The following uses for titanium are gathered from a number of sources as well as from anecdotal comments. I'd be delighted to receive corrections as well as additional referenced uses (please use the feedback mechanism to add uses).
Titanium metal is used for alloys with with aluminium, molybdenum, manganese, iron, and other metals. These alloys of titanium are used principally in the aerospace industry, for both airframes and engines, where lightweight strength and ability to withstand extremes of temperature are important. Titanium is as strong as steel, but much lighter. It is twice as strong as aluminium. It is nearly as resistant to corrosion as platinum.
Titanium is a component of joint replacement parts, including hip ball and sockets. These may last for 20 years or so. Titanium is used in dental implants because it is able to "osseointegrate" (an unusual ability by which titanium fuses with bone tissue, perhaps through the titanium oxide layer on tianium metal). This results in implants that, while not cheap, can last 30 years.

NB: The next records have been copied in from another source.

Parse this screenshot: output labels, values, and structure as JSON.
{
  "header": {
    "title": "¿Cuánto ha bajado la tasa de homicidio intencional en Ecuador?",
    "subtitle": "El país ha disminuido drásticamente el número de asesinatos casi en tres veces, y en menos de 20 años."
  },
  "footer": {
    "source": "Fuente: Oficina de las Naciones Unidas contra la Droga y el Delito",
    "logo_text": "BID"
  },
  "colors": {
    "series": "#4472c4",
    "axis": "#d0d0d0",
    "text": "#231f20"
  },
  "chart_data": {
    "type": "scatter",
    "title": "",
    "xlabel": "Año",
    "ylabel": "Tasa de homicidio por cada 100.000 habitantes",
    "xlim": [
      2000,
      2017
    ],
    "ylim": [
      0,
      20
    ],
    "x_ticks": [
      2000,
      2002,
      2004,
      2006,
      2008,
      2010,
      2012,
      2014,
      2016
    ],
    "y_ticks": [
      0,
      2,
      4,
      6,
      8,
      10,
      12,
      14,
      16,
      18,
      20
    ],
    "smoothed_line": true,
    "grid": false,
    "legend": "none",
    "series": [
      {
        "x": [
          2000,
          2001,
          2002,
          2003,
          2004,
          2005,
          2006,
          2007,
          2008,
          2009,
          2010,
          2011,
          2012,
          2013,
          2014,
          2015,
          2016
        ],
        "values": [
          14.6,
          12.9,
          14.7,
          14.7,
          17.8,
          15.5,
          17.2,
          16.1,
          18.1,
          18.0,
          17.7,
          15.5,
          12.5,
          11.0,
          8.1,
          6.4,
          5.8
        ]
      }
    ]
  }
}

It has excellent resistance to sea water and is used for propeller shafts, rigging, and other parts of ships exposed to salt water. A titanium anode coated with platinum provides cathodic protection from corrosion by salt water. Titanium paint is an excellent reflector of infrared radiation, and is extensively used in solar observatories where heat causes poor viewing conditions.
Pure titanium dioxide is relatively clear and has an extremely high index of refraction with an optical dispersion higher than diamond. It is produced artificially for use as a gemstone, but it is relatively soft. Star sapphires and rubies exhibit their asterism as a result of the presence of TiO2. The dioxide is used extensively for paint as it is permanent and has good covering power. Titanium oxide pigment accounts for the largest use of the element.
Titanium is extremely elastic (springy), lightweight, corrosion resistant and non-magnetic and this results in new uses such as for money clips used to hold bank notes and even credit cards (as titanium is non-magnetic it has no effect upon the card's magnetic strip).
Titanium is normally coated by a very very thin oxide layer. This layer can be thickened through an anodization process to give a product whose perceived colour colour may be tuned by controlling the thickness of the oxide. Titanium is also used for jewellery (titanium rings and earrings), despite difficulties working it, because it is regarded as hypoallergenic and does not discolour skin.